The first permanent home for the museum, as mentioned, was designed by Frank Lloyd Wright. He envisioned a building that not only broke the rectilinear grid of Manhattan but also shattered existing notions of what a museum could be. He conceived of its curving, continuous space as a "temple of spirit" where viewers could foster a new way of looking. Named the Solomon R. Guggenheim Museum in honor of its founder, the building opened in 1959, drawing huge crowds and stirring considerable controversy. It has never lost its power to excite and provoke, standing today as one of the great works of architecture produced in the twentieth century.
The museum entered a new era after the naming of Richard Armstrong as director of the Solomon R. Guggenheim Foundation in late 2008. As director, Mr. Armstrong has a pivotal role in overseeing all aspects of the museums including acquisitions, development, conservation and scholarship.
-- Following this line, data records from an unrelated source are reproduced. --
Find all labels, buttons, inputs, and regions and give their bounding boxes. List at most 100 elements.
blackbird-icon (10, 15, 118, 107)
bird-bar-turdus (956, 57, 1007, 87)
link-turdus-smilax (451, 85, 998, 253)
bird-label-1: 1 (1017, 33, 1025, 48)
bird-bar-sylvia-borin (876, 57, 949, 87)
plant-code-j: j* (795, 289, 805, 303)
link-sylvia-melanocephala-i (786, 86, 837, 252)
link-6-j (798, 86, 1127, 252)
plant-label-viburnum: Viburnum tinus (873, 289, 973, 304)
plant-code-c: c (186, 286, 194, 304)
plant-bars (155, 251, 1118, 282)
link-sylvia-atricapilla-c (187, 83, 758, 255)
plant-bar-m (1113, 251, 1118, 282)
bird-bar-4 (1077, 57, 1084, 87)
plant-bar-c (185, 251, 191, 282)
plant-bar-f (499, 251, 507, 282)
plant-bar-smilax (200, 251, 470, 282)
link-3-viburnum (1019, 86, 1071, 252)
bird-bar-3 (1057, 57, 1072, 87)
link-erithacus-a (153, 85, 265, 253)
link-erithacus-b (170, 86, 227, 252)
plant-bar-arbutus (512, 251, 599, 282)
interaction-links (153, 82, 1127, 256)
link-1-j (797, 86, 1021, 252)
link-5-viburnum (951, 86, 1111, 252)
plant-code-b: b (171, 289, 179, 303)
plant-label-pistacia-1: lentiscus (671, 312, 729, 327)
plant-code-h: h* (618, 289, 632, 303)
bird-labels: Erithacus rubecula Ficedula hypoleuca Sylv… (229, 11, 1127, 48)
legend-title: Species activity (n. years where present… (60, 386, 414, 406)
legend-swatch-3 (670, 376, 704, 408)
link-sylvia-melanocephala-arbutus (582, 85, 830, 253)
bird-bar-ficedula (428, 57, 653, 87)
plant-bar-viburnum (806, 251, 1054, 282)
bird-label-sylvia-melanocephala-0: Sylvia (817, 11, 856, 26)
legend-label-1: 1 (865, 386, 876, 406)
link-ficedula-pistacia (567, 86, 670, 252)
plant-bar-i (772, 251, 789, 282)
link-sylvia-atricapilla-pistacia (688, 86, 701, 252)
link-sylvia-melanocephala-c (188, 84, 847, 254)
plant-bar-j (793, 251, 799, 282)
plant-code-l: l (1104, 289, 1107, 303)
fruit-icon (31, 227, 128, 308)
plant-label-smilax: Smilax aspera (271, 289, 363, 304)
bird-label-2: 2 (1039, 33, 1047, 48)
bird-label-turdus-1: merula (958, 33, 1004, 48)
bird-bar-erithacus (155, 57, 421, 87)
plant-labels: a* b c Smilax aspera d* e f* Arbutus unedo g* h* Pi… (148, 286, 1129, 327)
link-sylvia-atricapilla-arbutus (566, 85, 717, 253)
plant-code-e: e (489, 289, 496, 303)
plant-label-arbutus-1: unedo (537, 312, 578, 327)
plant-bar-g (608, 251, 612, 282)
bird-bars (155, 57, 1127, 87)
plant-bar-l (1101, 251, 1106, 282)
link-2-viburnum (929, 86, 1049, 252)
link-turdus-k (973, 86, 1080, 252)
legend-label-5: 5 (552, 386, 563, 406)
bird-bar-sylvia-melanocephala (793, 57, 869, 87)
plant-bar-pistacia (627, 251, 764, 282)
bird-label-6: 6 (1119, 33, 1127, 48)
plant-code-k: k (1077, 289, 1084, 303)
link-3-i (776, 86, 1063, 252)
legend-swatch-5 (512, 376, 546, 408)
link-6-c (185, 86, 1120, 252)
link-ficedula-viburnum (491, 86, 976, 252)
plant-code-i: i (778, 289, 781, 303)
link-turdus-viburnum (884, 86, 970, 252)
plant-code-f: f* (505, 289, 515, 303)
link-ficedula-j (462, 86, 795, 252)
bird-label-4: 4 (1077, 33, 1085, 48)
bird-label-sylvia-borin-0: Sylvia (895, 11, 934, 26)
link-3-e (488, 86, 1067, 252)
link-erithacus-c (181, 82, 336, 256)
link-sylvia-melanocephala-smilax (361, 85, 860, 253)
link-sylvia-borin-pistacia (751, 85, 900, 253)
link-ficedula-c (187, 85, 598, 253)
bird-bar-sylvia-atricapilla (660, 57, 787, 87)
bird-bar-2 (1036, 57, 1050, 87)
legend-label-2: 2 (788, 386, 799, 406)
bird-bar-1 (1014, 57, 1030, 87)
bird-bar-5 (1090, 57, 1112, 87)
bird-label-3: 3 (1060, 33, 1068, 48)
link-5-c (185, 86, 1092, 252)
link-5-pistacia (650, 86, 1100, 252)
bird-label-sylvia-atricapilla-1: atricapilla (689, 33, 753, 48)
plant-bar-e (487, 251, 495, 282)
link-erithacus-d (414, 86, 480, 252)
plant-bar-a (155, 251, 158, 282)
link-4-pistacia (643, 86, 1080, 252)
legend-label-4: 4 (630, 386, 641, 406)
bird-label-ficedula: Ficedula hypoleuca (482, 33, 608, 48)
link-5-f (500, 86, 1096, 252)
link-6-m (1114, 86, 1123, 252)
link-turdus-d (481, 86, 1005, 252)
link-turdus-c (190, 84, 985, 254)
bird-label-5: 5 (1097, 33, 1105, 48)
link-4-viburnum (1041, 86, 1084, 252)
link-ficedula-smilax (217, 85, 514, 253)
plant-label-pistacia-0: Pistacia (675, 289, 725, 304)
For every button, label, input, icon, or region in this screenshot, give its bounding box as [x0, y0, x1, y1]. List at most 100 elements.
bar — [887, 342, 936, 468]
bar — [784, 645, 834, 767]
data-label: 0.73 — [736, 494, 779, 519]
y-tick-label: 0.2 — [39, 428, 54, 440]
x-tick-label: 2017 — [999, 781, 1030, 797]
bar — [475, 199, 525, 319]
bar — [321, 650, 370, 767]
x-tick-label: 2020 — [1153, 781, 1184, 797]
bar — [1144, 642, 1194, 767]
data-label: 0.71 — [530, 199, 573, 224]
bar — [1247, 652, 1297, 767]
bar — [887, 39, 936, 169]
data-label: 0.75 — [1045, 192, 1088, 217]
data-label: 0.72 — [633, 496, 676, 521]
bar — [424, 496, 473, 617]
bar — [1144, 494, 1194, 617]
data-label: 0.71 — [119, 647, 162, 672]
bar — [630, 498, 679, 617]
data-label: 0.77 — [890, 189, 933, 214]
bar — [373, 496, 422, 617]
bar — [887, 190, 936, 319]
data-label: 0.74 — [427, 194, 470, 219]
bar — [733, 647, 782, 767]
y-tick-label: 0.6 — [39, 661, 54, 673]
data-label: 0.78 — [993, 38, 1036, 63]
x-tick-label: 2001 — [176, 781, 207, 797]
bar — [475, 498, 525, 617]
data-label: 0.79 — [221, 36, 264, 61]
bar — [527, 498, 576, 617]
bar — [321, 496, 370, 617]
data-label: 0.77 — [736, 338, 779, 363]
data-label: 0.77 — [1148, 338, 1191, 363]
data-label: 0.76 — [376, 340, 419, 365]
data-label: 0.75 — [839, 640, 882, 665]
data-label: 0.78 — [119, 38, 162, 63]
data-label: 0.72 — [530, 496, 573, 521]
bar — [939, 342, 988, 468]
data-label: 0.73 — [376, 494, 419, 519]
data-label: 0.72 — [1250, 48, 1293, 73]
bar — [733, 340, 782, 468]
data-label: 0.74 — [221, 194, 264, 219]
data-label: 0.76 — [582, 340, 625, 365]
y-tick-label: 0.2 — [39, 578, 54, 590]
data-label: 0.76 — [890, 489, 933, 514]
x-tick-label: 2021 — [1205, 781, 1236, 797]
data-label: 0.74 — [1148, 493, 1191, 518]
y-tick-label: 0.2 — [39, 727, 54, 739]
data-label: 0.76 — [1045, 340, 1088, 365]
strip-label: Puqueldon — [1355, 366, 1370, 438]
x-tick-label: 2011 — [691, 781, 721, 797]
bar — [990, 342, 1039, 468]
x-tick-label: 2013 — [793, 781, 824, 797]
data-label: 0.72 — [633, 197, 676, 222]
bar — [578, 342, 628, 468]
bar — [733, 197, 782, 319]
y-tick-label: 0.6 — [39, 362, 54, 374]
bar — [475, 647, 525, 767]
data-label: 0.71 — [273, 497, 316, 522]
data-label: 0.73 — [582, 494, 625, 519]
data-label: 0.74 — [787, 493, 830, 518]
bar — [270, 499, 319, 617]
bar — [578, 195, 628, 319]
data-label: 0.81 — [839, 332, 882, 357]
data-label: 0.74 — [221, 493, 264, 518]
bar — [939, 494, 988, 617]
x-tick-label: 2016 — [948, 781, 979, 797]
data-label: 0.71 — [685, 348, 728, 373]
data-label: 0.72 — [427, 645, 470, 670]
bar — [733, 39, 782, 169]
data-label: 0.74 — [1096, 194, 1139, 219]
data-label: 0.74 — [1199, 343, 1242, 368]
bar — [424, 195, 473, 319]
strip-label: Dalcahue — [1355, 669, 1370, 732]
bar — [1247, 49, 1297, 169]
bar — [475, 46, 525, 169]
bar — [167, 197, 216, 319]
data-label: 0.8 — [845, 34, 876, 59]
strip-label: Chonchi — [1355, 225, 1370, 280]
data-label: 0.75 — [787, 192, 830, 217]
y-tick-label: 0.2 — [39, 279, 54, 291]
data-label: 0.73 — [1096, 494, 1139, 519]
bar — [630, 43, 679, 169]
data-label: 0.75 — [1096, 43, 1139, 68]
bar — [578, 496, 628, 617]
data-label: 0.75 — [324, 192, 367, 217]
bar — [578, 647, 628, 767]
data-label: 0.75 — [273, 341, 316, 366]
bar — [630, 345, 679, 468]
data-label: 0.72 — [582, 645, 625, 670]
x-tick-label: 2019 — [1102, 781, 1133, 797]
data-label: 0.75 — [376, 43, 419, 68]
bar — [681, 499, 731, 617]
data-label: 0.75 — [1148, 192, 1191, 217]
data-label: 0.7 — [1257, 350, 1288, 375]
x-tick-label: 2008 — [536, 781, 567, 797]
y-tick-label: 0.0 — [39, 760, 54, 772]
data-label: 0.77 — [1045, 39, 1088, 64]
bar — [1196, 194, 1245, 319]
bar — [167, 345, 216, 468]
While the Guggenheim Museum in New York is the Foundation’s flagship museum, there are also several other global branches of the Guggenheim network which include The Peggy Guggenheim Collection in Venice, The Guggenheim Museum Bilbao in Spain and The Deutsche Guggenheim in Berlin. The Guggenheim Abu Dhabi Museum is scheduled to open in 2013.
Admission And Tickets
$22 - Adults
$18 - Seniors, Students
Children under 12: Free
Telephone: (212) 423-3500
Address: 1071 Fifth Avenue
Cross Streets at 89th Street
Hours And Additional Info
Sun–Wed, Fri: 10:00am–5:45pm
Closed Thanksgiving, Christmas Eve & Day,
On Saturday evenings beginning at 5:45 p.m. the museum hosts Pay What You Wish, in which admission is by donation. The last tickets are issued at 7:15 p.m. These tickets are not free and cannot be purchased in advance.
Solomon R. Guggenheim Museum Tips
1. Check out the free tours!
The Museum offers numerous informative tours that are free with museum admission. For daily schedules, check out the electronic signboard near the Admissions Desk.
2. Works and Process Series
The annual Works & Process series explores the creative process through extraordinary music, dance, opera, and literary and theatrical performances. Performances are presented in the Peter B. Lewis Theater in the museum's Sackler Center for Arts Education and are accompanied by discussion among artistic collaborators, providing rare insights into the creative process. Following each performance there is a unique opportunity to meet the artists at a reception hosted in the Frank Lloyd Wright-designed rotunda. Tickets are required.